Why Ruby?

Bruno Medeiros brunodomedeiros+spam at com.gmail
Tue Dec 21 14:02:21 PST 2010


On 21/12/2010 21:24, Andrei Alexandrescu wrote:
> On 12/21/10 2:38 PM, Bruno Medeiros wrote:
>> On 13/12/2010 15:49, Andrei Alexandrescu wrote:
>>> On 12/13/10 9:11 AM, Jeff Nowakowski wrote:
>>>> On 12/13/2010 09:08 AM, Ary Borenszweig wrote:
>>>>> Yes I am :-)
>>>>
>>>> Since you were the Descent author, I wonder how you feel about Ruby's
>>>> lack of static typing. In the video, the speaker bashes type safety as
>>>> "having your balls fondled at the airport", that is, security theater
>>>> that doesn't accomplish much.
>>>
>>> By the way, I couldn't stop cringing at the distasteful, male-centric
>>> sexual jokes that the talk is peppered with. Wonder if there was any
>>> woman in the audience, and how she might have felt. And this is not a
>>> ghetto rant - it's the keynote of a major Ruby conference! (And I'm
>>> definitely not a prude.) Am I alone in thinking that this is not what
>>> our metier should evolve into?
>>>
>>> Besides, the argument in favor of dynamic typing is one of the most
>>> disingenuous around. C is a language for consenting adults that gives
>>> you that kind of freedom. If we took the speaker's arguments to their
>>> logical conclusion, Ruby would be a language for people who don't care
>>> about correctness, despise efficiency, and have contempt for modularity.
>>
>>
>> Ah, hold on a second. I agree the talk was rude and unprofessional (not
>> that it was meant to be either), but I disagree it was sexist or
>> offensive to women.

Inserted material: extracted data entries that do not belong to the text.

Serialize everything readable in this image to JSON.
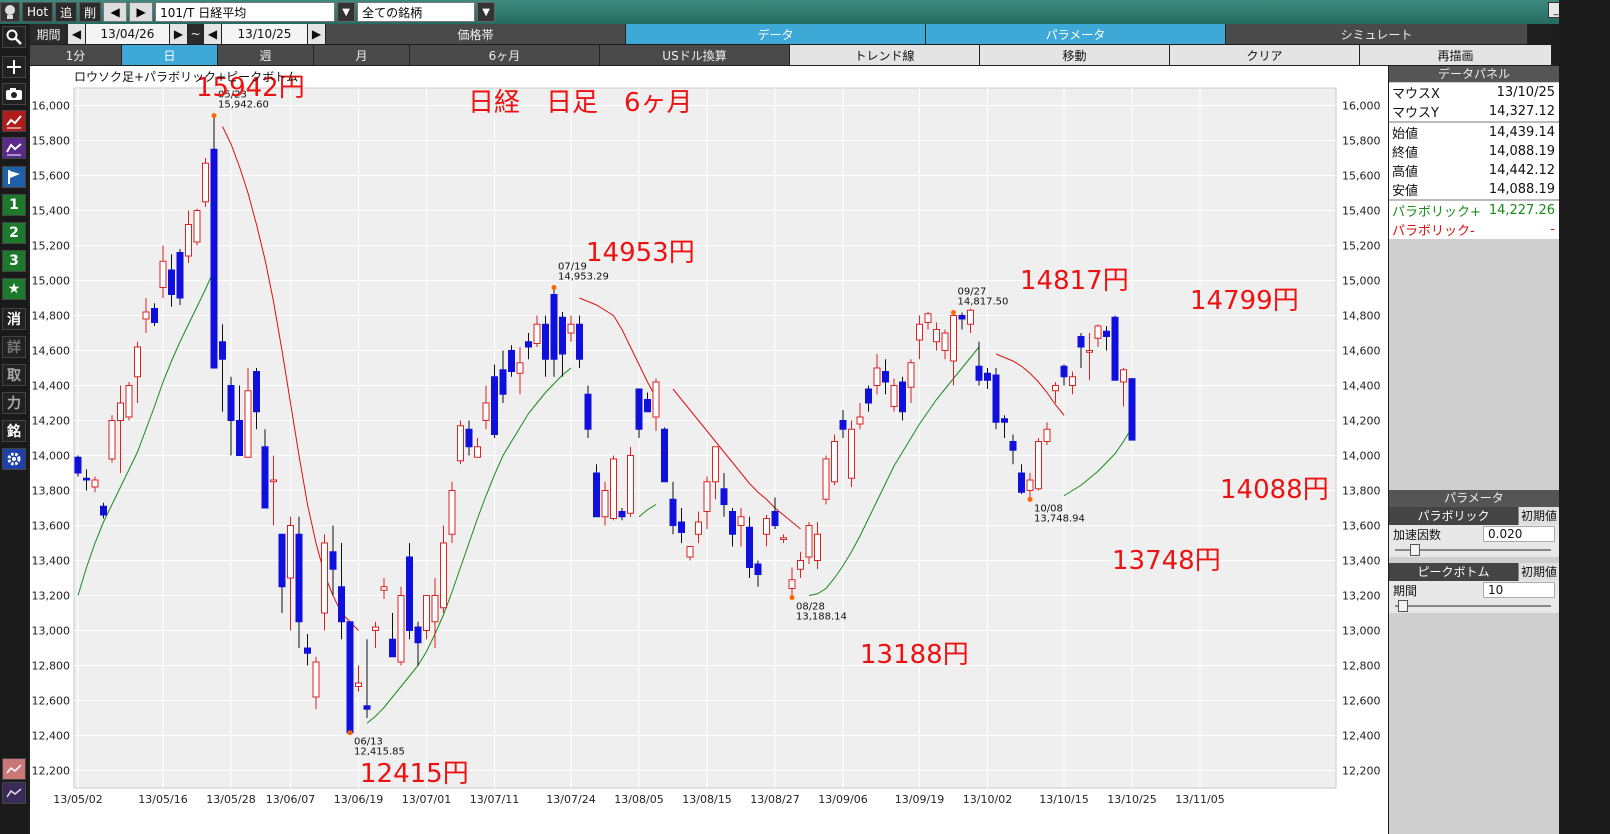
{
  "toolbar": {
    "hot": "Hot",
    "add": "追",
    "del": "削",
    "prev": "◀",
    "next": "▶",
    "symbol": "101/T 日経平均",
    "filter": "全ての銘柄"
  },
  "period_row": {
    "label": "期間",
    "start": "13/04/26",
    "tilde": "~",
    "end": "13/10/25",
    "menus": [
      "価格帯",
      "データ",
      "パラメータ",
      "シミュレート"
    ]
  },
  "timeframe_row": {
    "items": [
      "1分",
      "日",
      "週",
      "月",
      "6ヶ月",
      "USドル換算",
      "トレンド線",
      "移動",
      "クリア",
      "再描画"
    ],
    "active_index": 1
  },
  "left_tools": {
    "icons": [
      "search-icon",
      "crosshair-icon",
      "camera-icon",
      "chart-icon",
      "chart-alt-icon",
      "flag-icon"
    ],
    "labels": [
      "1",
      "2",
      "3",
      "★",
      "消",
      "詳",
      "取",
      "力",
      "銘"
    ],
    "gear": "gear-icon"
  },
  "chart": {
    "title": "ロウソク足+パラボリック+ピークボトム",
    "heading": "日経　日足　6ヶ月"
  },
  "chart_data": {
    "type": "candlestick",
    "y_axis": {
      "min": 12100,
      "max": 16100,
      "ticks": [
        12200,
        12400,
        12600,
        12800,
        13000,
        13200,
        13400,
        13600,
        13800,
        14000,
        14200,
        14400,
        14600,
        14800,
        15000,
        15200,
        15400,
        15600,
        15800,
        16000
      ]
    },
    "x_labels": [
      "13/05/02",
      "13/05/16",
      "13/05/28",
      "13/06/07",
      "13/06/19",
      "13/07/01",
      "13/07/11",
      "13/07/24",
      "13/08/05",
      "13/08/15",
      "13/08/27",
      "13/09/06",
      "13/09/19",
      "13/10/02",
      "13/10/15",
      "13/10/25",
      "13/11/05"
    ],
    "x_label_index": [
      0,
      10,
      18,
      25,
      33,
      41,
      49,
      58,
      66,
      74,
      82,
      90,
      99,
      107,
      116,
      124,
      132
    ],
    "candles": [
      [
        13990,
        13900,
        14000,
        13880
      ],
      [
        13870,
        13860,
        13920,
        13800
      ],
      [
        13820,
        13860,
        13880,
        13790
      ],
      [
        13710,
        13660,
        13730,
        13640
      ],
      [
        13980,
        14200,
        14230,
        13960
      ],
      [
        14200,
        14300,
        14400,
        13900
      ],
      [
        14220,
        14400,
        14420,
        14200
      ],
      [
        14450,
        14620,
        14650,
        14300
      ],
      [
        14780,
        14820,
        14900,
        14700
      ],
      [
        14840,
        14760,
        14870,
        14740
      ],
      [
        14960,
        15110,
        15200,
        14900
      ],
      [
        15060,
        14920,
        15150,
        14850
      ],
      [
        15160,
        14900,
        15180,
        14860
      ],
      [
        15140,
        15320,
        15400,
        15100
      ],
      [
        15220,
        15400,
        15410,
        15200
      ],
      [
        15450,
        15670,
        15700,
        15420
      ],
      [
        15750,
        14500,
        15942,
        14500
      ],
      [
        14650,
        14550,
        14750,
        14250
      ],
      [
        14400,
        14200,
        14450,
        14000
      ],
      [
        14200,
        14000,
        14400,
        14000
      ],
      [
        13990,
        14370,
        14500,
        13990
      ],
      [
        14480,
        14250,
        14500,
        14150
      ],
      [
        14050,
        13700,
        14150,
        13700
      ],
      [
        13850,
        13860,
        14000,
        13600
      ],
      [
        13550,
        13250,
        13550,
        13100
      ],
      [
        13300,
        13600,
        13650,
        13000
      ],
      [
        13550,
        13050,
        13650,
        12900
      ],
      [
        12900,
        12870,
        12980,
        12800
      ],
      [
        12620,
        12820,
        12850,
        12550
      ],
      [
        13100,
        13500,
        13550,
        13000
      ],
      [
        13450,
        13350,
        13600,
        13200
      ],
      [
        13250,
        13050,
        13500,
        12950
      ],
      [
        13050,
        12416,
        13050,
        12416
      ],
      [
        12680,
        12700,
        12800,
        12650
      ],
      [
        12570,
        12550,
        12950,
        12500
      ],
      [
        13000,
        13020,
        13050,
        12900
      ],
      [
        13230,
        13250,
        13300,
        13180
      ],
      [
        12950,
        12850,
        13100,
        12850
      ],
      [
        12820,
        13200,
        13250,
        12800
      ],
      [
        13420,
        13000,
        13500,
        12950
      ],
      [
        13020,
        12930,
        13050,
        12800
      ],
      [
        13000,
        13200,
        13200,
        12950
      ],
      [
        13050,
        13200,
        13300,
        12900
      ],
      [
        13130,
        13500,
        13600,
        13100
      ],
      [
        13550,
        13800,
        13850,
        13500
      ],
      [
        13970,
        14170,
        14200,
        13950
      ],
      [
        14150,
        14050,
        14200,
        14000
      ],
      [
        13990,
        14050,
        14100,
        14000
      ],
      [
        14200,
        14300,
        14400,
        14150
      ],
      [
        14450,
        14120,
        14520,
        14100
      ],
      [
        14490,
        14350,
        14600,
        14300
      ],
      [
        14600,
        14480,
        14630,
        14450
      ],
      [
        14470,
        14530,
        14620,
        14350
      ],
      [
        14650,
        14620,
        14700,
        14550
      ],
      [
        14640,
        14750,
        14800,
        14620
      ],
      [
        14750,
        14550,
        14800,
        14450
      ],
      [
        14920,
        14550,
        14960,
        14450
      ],
      [
        14790,
        14580,
        14820,
        14450
      ],
      [
        14700,
        14750,
        14800,
        14650
      ],
      [
        14750,
        14550,
        14800,
        14500
      ],
      [
        14350,
        14150,
        14400,
        14100
      ],
      [
        13900,
        13650,
        13950,
        13650
      ],
      [
        13650,
        13800,
        13850,
        13600
      ],
      [
        13640,
        13980,
        14000,
        13630
      ],
      [
        13680,
        13650,
        13700,
        13630
      ],
      [
        13670,
        14000,
        14050,
        13650
      ],
      [
        14380,
        14150,
        14380,
        14100
      ],
      [
        14320,
        14250,
        14360,
        14250
      ],
      [
        14220,
        14420,
        14440,
        14140
      ],
      [
        14150,
        13850,
        14160,
        13850
      ],
      [
        13750,
        13600,
        13850,
        13550
      ],
      [
        13620,
        13560,
        13700,
        13500
      ],
      [
        13420,
        13480,
        13480,
        13400
      ],
      [
        13550,
        13620,
        13680,
        13500
      ],
      [
        13680,
        13850,
        13880,
        13580
      ],
      [
        13850,
        14050,
        14050,
        13750
      ],
      [
        13810,
        13720,
        13900,
        13650
      ],
      [
        13680,
        13550,
        13700,
        13480
      ],
      [
        13600,
        13650,
        13700,
        13480
      ],
      [
        13590,
        13360,
        13650,
        13300
      ],
      [
        13380,
        13320,
        13400,
        13250
      ],
      [
        13550,
        13640,
        13660,
        13480
      ],
      [
        13680,
        13600,
        13760,
        13580
      ],
      [
        13520,
        13530,
        13550,
        13500
      ],
      [
        13240,
        13290,
        13360,
        13188
      ],
      [
        13350,
        13400,
        13450,
        13300
      ],
      [
        13420,
        13600,
        13620,
        13380
      ],
      [
        13400,
        13550,
        13620,
        13350
      ],
      [
        13750,
        13980,
        14000,
        13720
      ],
      [
        13850,
        14080,
        14120,
        13830
      ],
      [
        14200,
        14150,
        14260,
        14100
      ],
      [
        13870,
        14150,
        14200,
        13820
      ],
      [
        14180,
        14220,
        14300,
        14150
      ],
      [
        14380,
        14300,
        14400,
        14250
      ],
      [
        14400,
        14500,
        14580,
        14350
      ],
      [
        14480,
        14420,
        14550,
        14350
      ],
      [
        14280,
        14400,
        14440,
        14250
      ],
      [
        14420,
        14250,
        14450,
        14200
      ],
      [
        14390,
        14530,
        14550,
        14300
      ],
      [
        14660,
        14750,
        14800,
        14550
      ],
      [
        14760,
        14810,
        14820,
        14720
      ],
      [
        14650,
        14720,
        14760,
        14600
      ],
      [
        14600,
        14700,
        14720,
        14550
      ],
      [
        14540,
        14800,
        14817,
        14400
      ],
      [
        14800,
        14780,
        14817,
        14720
      ],
      [
        14750,
        14830,
        14840,
        14700
      ],
      [
        14510,
        14430,
        14650,
        14400
      ],
      [
        14470,
        14430,
        14500,
        14380
      ],
      [
        14460,
        14190,
        14500,
        14150
      ],
      [
        14210,
        14190,
        14230,
        14100
      ],
      [
        14080,
        14030,
        14120,
        13950
      ],
      [
        13900,
        13790,
        13950,
        13780
      ],
      [
        13800,
        13860,
        13900,
        13749
      ],
      [
        13810,
        14080,
        14100,
        13800
      ],
      [
        14080,
        14150,
        14190,
        14060
      ],
      [
        14370,
        14400,
        14420,
        14300
      ],
      [
        14510,
        14450,
        14520,
        14400
      ],
      [
        14400,
        14450,
        14480,
        14350
      ],
      [
        14680,
        14620,
        14700,
        14500
      ],
      [
        14590,
        14600,
        14700,
        14430
      ],
      [
        14670,
        14740,
        14750,
        14620
      ],
      [
        14710,
        14680,
        14740,
        14600
      ],
      [
        14790,
        14430,
        14799,
        14430
      ],
      [
        14420,
        14490,
        14500,
        14280
      ],
      [
        14439,
        14088,
        14442,
        14088
      ]
    ],
    "parabolic": [
      {
        "x": [
          0,
          1,
          2,
          3,
          4,
          5,
          6,
          7,
          8,
          9,
          10,
          11,
          12,
          13,
          14,
          15,
          16
        ],
        "y": [
          13200,
          13360,
          13500,
          13620,
          13720,
          13820,
          13920,
          14020,
          14150,
          14280,
          14420,
          14540,
          14650,
          14750,
          14850,
          14950,
          15060
        ],
        "color": "#1a8a1a"
      },
      {
        "x": [
          17,
          18,
          19,
          20,
          21,
          22,
          23,
          24,
          25,
          26,
          27,
          28,
          29,
          30,
          31,
          32,
          33
        ],
        "y": [
          15880,
          15780,
          15650,
          15500,
          15320,
          15120,
          14880,
          14600,
          14300,
          14000,
          13720,
          13500,
          13320,
          13200,
          13100,
          13050,
          13000
        ],
        "color": "#dd1111"
      },
      {
        "x": [
          34,
          35,
          36,
          37,
          38,
          39,
          40,
          41,
          42,
          43,
          44,
          45,
          46,
          47,
          48,
          49,
          50,
          51,
          52,
          53,
          54,
          55,
          56,
          57,
          58
        ],
        "y": [
          12470,
          12510,
          12560,
          12620,
          12680,
          12740,
          12800,
          12880,
          12980,
          13090,
          13220,
          13360,
          13500,
          13640,
          13770,
          13890,
          14000,
          14080,
          14160,
          14240,
          14300,
          14360,
          14410,
          14460,
          14500
        ],
        "color": "#1a8a1a"
      },
      {
        "x": [
          59,
          60,
          61,
          62,
          63,
          64,
          65,
          66,
          67,
          68
        ],
        "y": [
          14900,
          14880,
          14860,
          14830,
          14800,
          14720,
          14620,
          14520,
          14420,
          14330
        ],
        "color": "#dd1111"
      },
      {
        "x": [
          66,
          67,
          68
        ],
        "y": [
          13650,
          13690,
          13720
        ],
        "color": "#1a8a1a"
      },
      {
        "x": [
          70,
          71,
          72,
          73,
          74,
          75,
          76,
          77,
          78,
          79,
          80,
          81,
          82,
          83,
          84,
          85
        ],
        "y": [
          14380,
          14320,
          14260,
          14200,
          14140,
          14080,
          14020,
          13960,
          13900,
          13840,
          13790,
          13750,
          13700,
          13660,
          13620,
          13580
        ],
        "color": "#dd1111"
      },
      {
        "x": [
          86,
          87,
          88,
          89,
          90,
          91,
          92,
          93,
          94,
          95,
          96,
          97,
          98,
          99,
          100,
          101,
          102,
          103,
          104,
          105,
          106
        ],
        "y": [
          13200,
          13210,
          13240,
          13300,
          13370,
          13450,
          13540,
          13640,
          13740,
          13840,
          13940,
          14020,
          14100,
          14180,
          14250,
          14320,
          14380,
          14440,
          14500,
          14560,
          14620
        ],
        "color": "#1a8a1a"
      },
      {
        "x": [
          108,
          109,
          110,
          111,
          112,
          113,
          114,
          115,
          116
        ],
        "y": [
          14580,
          14560,
          14540,
          14510,
          14470,
          14420,
          14360,
          14290,
          14230
        ],
        "color": "#dd1111"
      },
      {
        "x": [
          116,
          117,
          118,
          119,
          120,
          121,
          122,
          123,
          124
        ],
        "y": [
          13770,
          13800,
          13830,
          13870,
          13910,
          13960,
          14010,
          14080,
          14160
        ],
        "color": "#1a8a1a"
      }
    ],
    "peak_bottom": [
      {
        "index": 16,
        "type": "peak",
        "date": "05/23",
        "value": "15,942.60",
        "big": "15942円"
      },
      {
        "index": 32,
        "type": "bottom",
        "date": "06/13",
        "value": "12,415.85",
        "big": "12415円"
      },
      {
        "index": 56,
        "type": "peak",
        "date": "07/19",
        "value": "14,953.29",
        "big": "14953円"
      },
      {
        "index": 84,
        "type": "bottom",
        "date": "08/28",
        "value": "13,188.14",
        "big": "13188円"
      },
      {
        "index": 103,
        "type": "peak",
        "date": "09/27",
        "value": "14,817.50",
        "big": "14817円"
      },
      {
        "index": 112,
        "type": "bottom",
        "date": "10/08",
        "value": "13,748.94",
        "big": "13748円"
      },
      {
        "index": 122,
        "type": "peak",
        "date": "",
        "value": "",
        "big": "14799円"
      },
      {
        "index": 124,
        "type": "last",
        "date": "",
        "value": "",
        "big": "14088円"
      }
    ]
  },
  "data_panel": {
    "title": "データパネル",
    "mouse_x_label": "マウスX",
    "mouse_x": "13/10/25",
    "mouse_y_label": "マウスY",
    "mouse_y": "14,327.12",
    "open_label": "始値",
    "open": "14,439.14",
    "close_label": "終値",
    "close": "14,088.19",
    "high_label": "高値",
    "high": "14,442.12",
    "low_label": "安値",
    "low": "14,088.19",
    "para_plus_label": "パラボリック+",
    "para_plus": "14,227.26",
    "para_minus_label": "パラボリック-",
    "para_minus": "-"
  },
  "params": {
    "title": "パラメータ",
    "parabolic_tab": "パラボリック",
    "reset": "初期値",
    "accel_label": "加速因数",
    "accel": "0.020",
    "peak_tab": "ピークボトム",
    "period_label": "期間",
    "period": "10",
    "accel_slider": 0.1,
    "period_slider": 0.02
  },
  "colors": {
    "up": "#dd2222",
    "down": "#1010dd",
    "accent": "#3ea8d6",
    "annotation": "#ee1111"
  }
}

Looking at the comment in question, "having your
>> balls fondled at the airport", it's simply something that you cannot
>> convey with anywhere the same meaning in a gender-neutral way ("having
>> your gonads fondled at the airports"?... "having your genitals fondled
>> at the airport"?... "having your crotch fondled at the airport"?...)
>
> You presuppose there's a need to stick with the original metaphor. There
> are many good metaphors to use, and there are a lot of good jokes around
> the "porn scanners".
>
>> For better or worse, "balls" has become a metaphor for braveness,
>> boldness, power, recklessness, (or a combination therefore), and has
>> even been applied to women some times ("does she have the balls to do
>> that?").
>
> There are a lot of actually good jokes around that topic. I think this
> one, for example, is not gross at all: when describing the shortcomings
> of iterators, I mentioned "you have to have a pair to do anything". I
> delivered that with a straight face and it was really interesting to see
> the audience slowly getting the doublespeak and starting to laugh with
> various latencies. I am subjective but I think that one is firmly on the
> opposite side of a thin line than the "fondled balls" joke.
>
>
> Andrei

I forgot part of my argument actually: Just as the "balls" metaphor has 
that meaning, conversely, "being grabbed by the balls" means kinda the 
opposite: being subjugated, dominated, restrained, kept-under-control, 
emasculated, etc.. So I think the "having your balls fondled at the 
airport" is a direct allusion to that metaphor, which goes in line with 
the talk's general theme of anti-authoritarianism.
So yes, I am presupposing there's a need to stick with the original 
metaphor. (in order to convey the subjugation meaning/allusion.)